12.    Pasien dapat beristirahat sebentar sambil menunggu hasil radiograf. (Yoder,1988) (Radiology 131:542,1979)











     Gambar 2.10 Foley Catheter Technique pada HSG (Yoder,1988)
2.4.5    Perawatan Post Pemasukan Media Kontras
Prosedur pemasukan media kontras, baik menggunakan pertubator maupun foley catheter, merupakan bagian yang dapat menimbulkan ketidaknyamanan pasien ataupun rasa sakit saat organ reproduksi interna wanita dimasuki alat tersebut.

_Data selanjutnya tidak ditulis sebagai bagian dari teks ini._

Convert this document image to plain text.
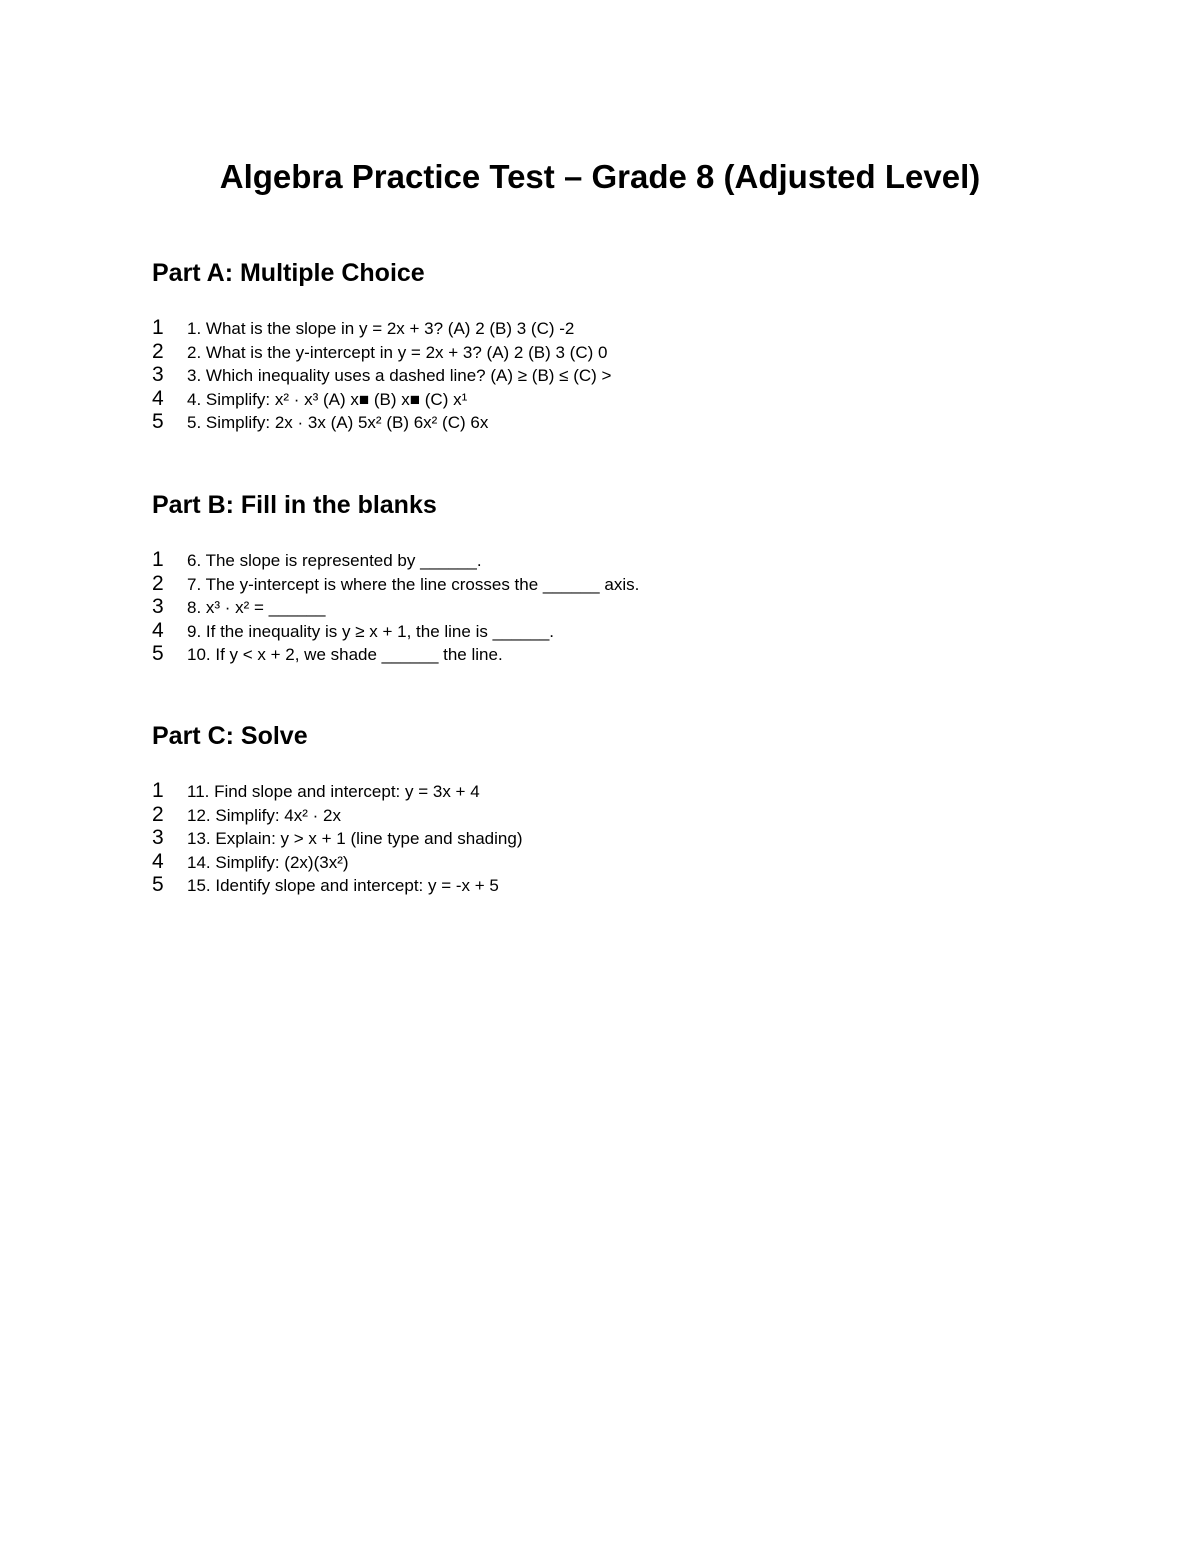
Algebra Practice Test – Grade 8 (Adjusted Level)
Part A: Multiple Choice
1	1. What is the slope in y = 2x + 3? (A) 2 (B) 3 (C) -2
2	2. What is the y-intercept in y = 2x + 3? (A) 2 (B) 3 (C) 0
3	3. Which inequality uses a dashed line? (A) ≥ (B) ≤ (C) >
4	4. Simplify: x² · x³ (A) x■ (B) x■ (C) x¹
5	5. Simplify: 2x · 3x (A) 5x² (B) 6x² (C) 6x
Part B: Fill in the blanks
1	6. The slope is represented by ______.
2	7. The y-intercept is where the line crosses the ______ axis.
3	8. x³ · x² = ______
4	9. If the inequality is y ≥ x + 1, the line is ______.
5	10. If y < x + 2, we shade ______ the line.
Part C: Solve
1	11. Find slope and intercept: y = 3x + 4
2	12. Simplify: 4x² · 2x
3	13. Explain: y > x + 1 (line type and shading)
4	14. Simplify: (2x)(3x²)
5	15. Identify slope and intercept: y = -x + 5
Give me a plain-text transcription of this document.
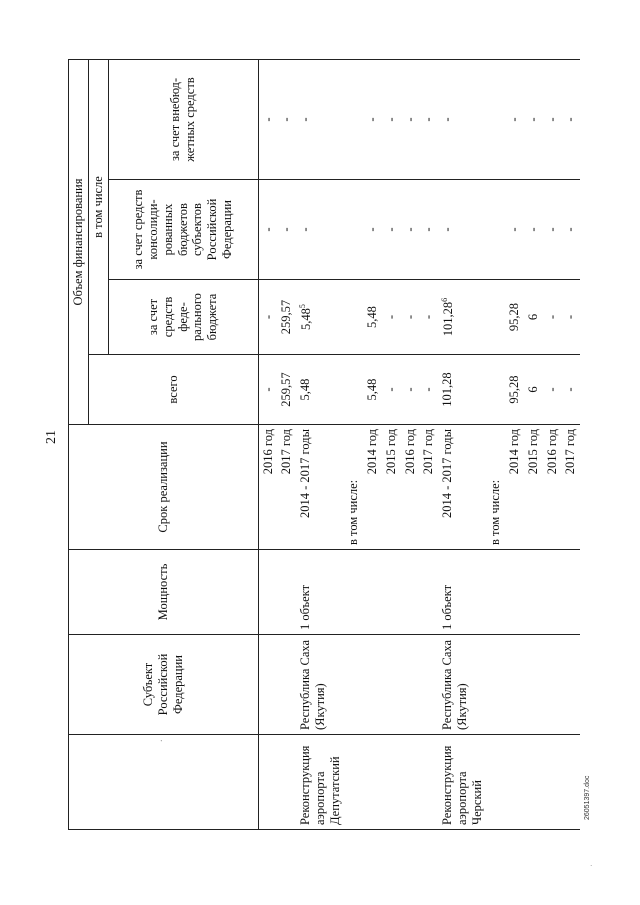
21
26051397.doc
·
·	Субъект Российской Федерации	Мощность	Срок реализации	Объем финансирования			
				всего	в том числе		
					за счет средств феде-рального бюджета	за счет средств консолиди-рованных бюджетов субъектов Российской Федерации	за счет внебюд-жетных средств
			2016 год	-	-	-	-
			2017 год	259,57	259,57	-	-
Реконструкция аэропорта Депутатский	Республика Саха (Якутия)	1 объект	2014 - 2017 годы	5,48	5,48$^5$	-	-
			в том числе:				
			2014 год	5,48	5,48	-	-
			2015 год	-	-	-	-
			2016 год	-	-	-	-
			2017 год	-	-	-	-
Реконструкция аэропорта Черский	Республика Саха (Якутия)	1 объект	2014 - 2017 годы	101,28	101,28$^6$	-	-
			в том числе:				
			2014 год	95,28	95,28	-	-
			2015 год	6	6	-	-
			2016 год	-	-	-	-
			2017 год	-	-	-	-
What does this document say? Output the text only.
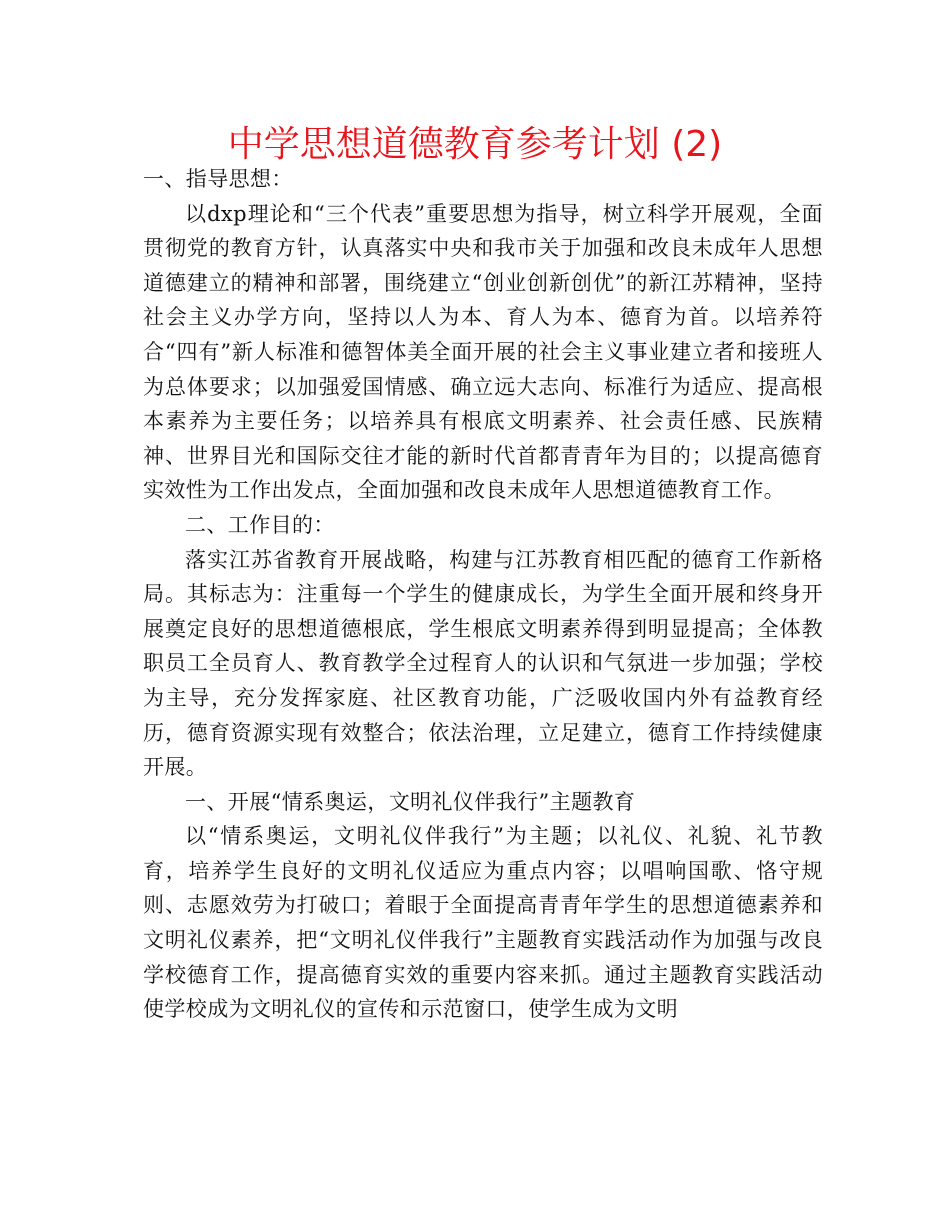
中学思想道德教育参考计划 (2)

一、指导思想：

以dxp理论和“三个代表”重要思想为指导，树立科学开展观，全面贯彻党的教育方针，认真落实中央和我市关于加强和改良未成年人思想道德建立的精神和部署，围绕建立“创业创新创优”的新江苏精神，坚持社会主义办学方向，坚持以人为本、育人为本、德育为首。以培养符合“四有”新人标准和德智体美全面开展的社会主义事业建立者和接班人为总体要求；以加强爱国情感、确立远大志向、标准行为适应、提高根本素养为主要任务；以培养具有根底文明素养、社会责任感、民族精神、世界目光和国际交往才能的新时代首都青青年为目的；以提高德育实效性为工作出发点，全面加强和改良未成年人思想道德教育工作。

二、工作目的：

落实江苏省教育开展战略，构建与江苏教育相匹配的德育工作新格局。其标志为：注重每一个学生的健康成长，为学生全面开展和终身开展奠定良好的思想道德根底，学生根底文明素养得到明显提高；全体教职员工全员育人、教育教学全过程育人的认识和气氛进一步加强；学校为主导，充分发挥家庭、社区教育功能，广泛吸收国内外有益教育经历，德育资源实现有效整合；依法治理，立足建立，德育工作持续健康开展。

一、开展“情系奥运，文明礼仪伴我行”主题教育

以“情系奥运，文明礼仪伴我行”为主题；以礼仪、礼貌、礼节教育，培养学生良好的文明礼仪适应为重点内容；以唱响国歌、恪守规则、志愿效劳为打破口；着眼于全面提高青青年学生的思想道德素养和文明礼仪素养，把“文明礼仪伴我行”主题教育实践活动作为加强与改良学校德育工作，提高德育实效的重要内容来抓。通过主题教育实践活动使学校成为文明礼仪的宣传和示范窗口，使学生成为文明
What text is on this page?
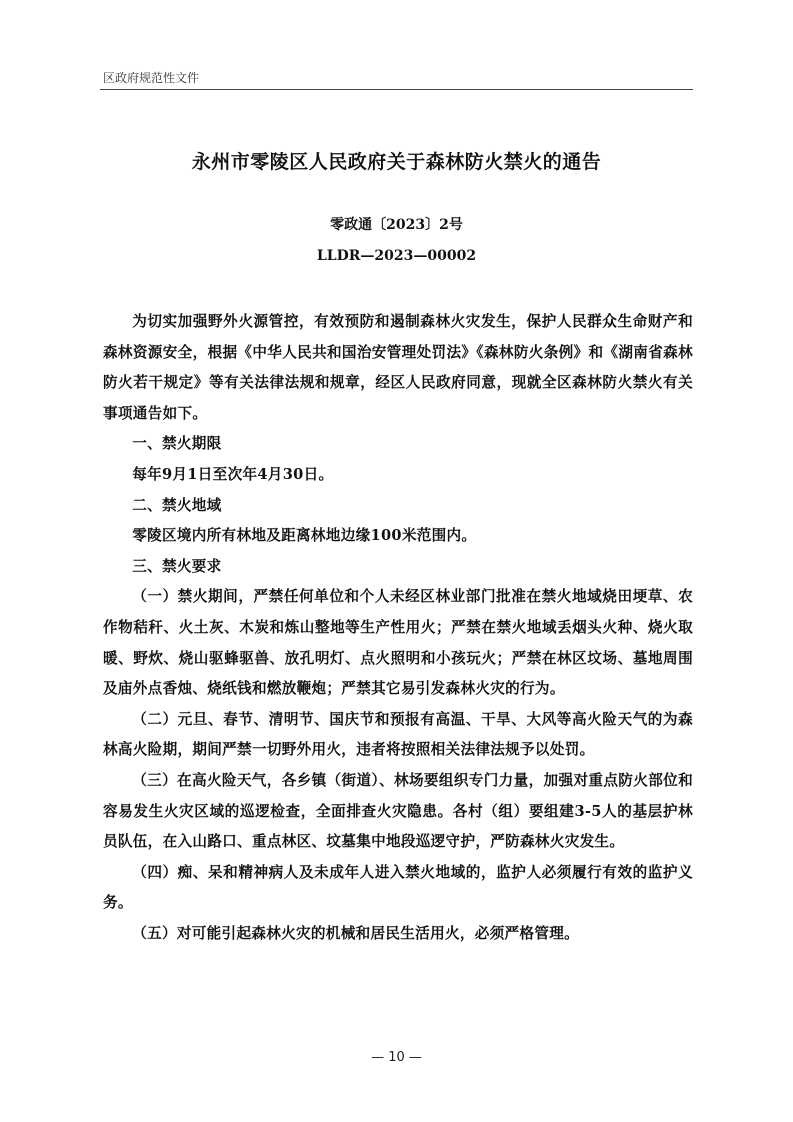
区政府规范性文件
永州市零陵区人民政府关于森林防火禁火的通告
零政通〔2023〕2号
LLDR—2023—00002

为切实加强野外火源管控，有效预防和遏制森林火灾发生，保护人民群众生命财产和森林资源安全，根据《中华人民共和国治安管理处罚法》《森林防火条例》和《湖南省森林防火若干规定》等有关法律法规和规章，经区人民政府同意，现就全区森林防火禁火有关事项通告如下。

一、禁火期限

每年9月1日至次年4月30日。

二、禁火地域

零陵区境内所有林地及距离林地边缘100米范围内。

三、禁火要求

（一）禁火期间，严禁任何单位和个人未经区林业部门批准在禁火地域烧田埂草、农作物秸秆、火土灰、木炭和炼山整地等生产性用火；严禁在禁火地域丢烟头火种、烧火取暖、野炊、烧山驱蜂驱兽、放孔明灯、点火照明和小孩玩火；严禁在林区坟场、墓地周围及庙外点香烛、烧纸钱和燃放鞭炮；严禁其它易引发森林火灾的行为。

（二）元旦、春节、清明节、国庆节和预报有高温、干旱、大风等高火险天气的为森林高火险期，期间严禁一切野外用火，违者将按照相关法律法规予以处罚。

（三）在高火险天气，各乡镇（街道）、林场要组织专门力量，加强对重点防火部位和容易发生火灾区域的巡逻检查，全面排查火灾隐患。各村（组）要组建3-5人的基层护林员队伍，在入山路口、重点林区、坟墓集中地段巡逻守护，严防森林火灾发生。

（四）痴、呆和精神病人及未成年人进入禁火地域的，监护人必须履行有效的监护义务。

（五）对可能引起森林火灾的机械和居民生活用火，必须严格管理。

— 10 —
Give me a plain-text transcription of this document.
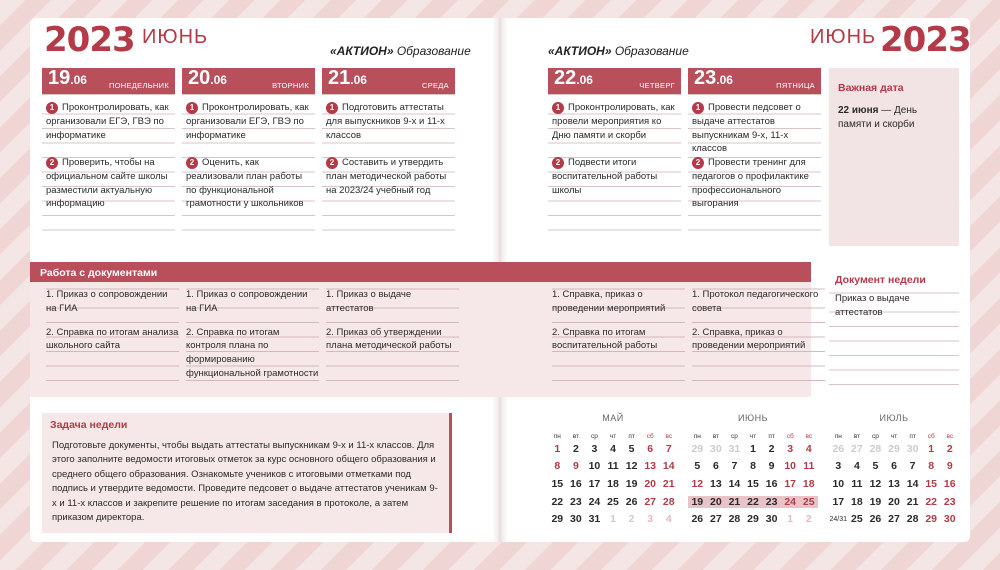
2023 ИЮНЬ
«АКТИОН» Образование	«АКТИОН» Образование
ИЮНЬ 2023
19.06	ПОНЕДЕЛЬНИК
1 Проконтролировать, как организовали ЕГЭ, ГВЭ по информатике
2 Проверить, чтобы на официальном сайте школы разместили актуальную информацию
20.06	ВТОРНИК
1 Проконтролировать, как организовали ЕГЭ, ГВЭ по информатике
2 Оценить, как реализовали план работы по функциональной грамотности у школьников
21.06	СРЕДА
1 Подготовить аттестаты для выпускников 9-х и 11-х классов
2 Составить и утвердить план методической работы на 2023/24 учебный год
22.06	ЧЕТВЕРГ
1 Проконтролировать, как провели мероприятия ко Дню памяти и скорби
2 Подвести итоги воспитательной работы школы
23.06	ПЯТНИЦА
1 Провести педсовет о выдаче аттестатов выпускникам 9-х, 11-х классов
2 Провести тренинг для педагогов о профилактике профессионального выгорания
Важная дата
22 июня — День памяти и скорби
Работа с документами
1. Приказ о сопровождении на ГИА
2. Справка по итогам анализа школьного сайта
1. Приказ о сопровождении на ГИА
2. Справка по итогам контроля плана по формированию функциональной грамотности
1. Приказ о выдаче аттестатов
2. Приказ об утверждении плана методической работы
1. Справка, приказ о проведении мероприятий
2. Справка по итогам воспитательной работы
1. Протокол педагогического совета
2. Справка, приказ о проведении мероприятий
Документ недели
Приказ о выдаче аттестатов
Задача недели
Подготовьте документы, чтобы выдать аттестаты выпускникам 9-х и 11-х классов. Для этого заполните ведомости итоговых отметок за курс основного общего образования и среднего общего образования. Ознакомьте учеников с итоговыми отметками под подпись и утвердите ведомости. Проведите педсовет о выдаче аттестатов ученикам 9-х и 11-х классов и закрепите решение по итогам заседания в протоколе, а затем приказом директора.
МАЙ
пн	вт	ср	чт	пт	сб	вс
1	2	3	4	5	6	7
8	9 10 11 12 13 14
15 16 17 18 19 20 21
22 23 24 25 26 27 28
29 30 31 1	2	3	4
ИЮНЬ
пн	вт	ср	чт	пт	сб	вс
29 30 31 1	2	3	4
5	6	7	8	9 10 11
12 13 14 15 16 17 18
19 20 21 22 23 24 25
26 27 28 29 30 1	2
ИЮЛЬ
пн	вт	ср	чт	пт	сб	вс
26 27 28 29 30 1	2
3	4	5	6	7	8	9
10 11 12 13 14 15 16
17 18 19 20 21 22 23
24/31 25 26 27 28 29 30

Tindakan perawatan perlu dilakukan untuk mengurangi ketidaknyamanan pasien maupun rasa sakit yang mungkin ditimbulkan.
Tindakan perawatan post pemasukan media kontras yang dapat dilakukan adakah :
a.    Membersihkan area vagina dari media kontras yang mungkin keluar, atau darah bila terjadi perdarahan.
b.    Berikan obat antiseptik untuk mencegah iritasi.
c.    Biarkan pasien beristirahat sebentar atau beri kesempatan untuk berganti baju.
d.    Pemberian obat anti peristaltik (anti mulas).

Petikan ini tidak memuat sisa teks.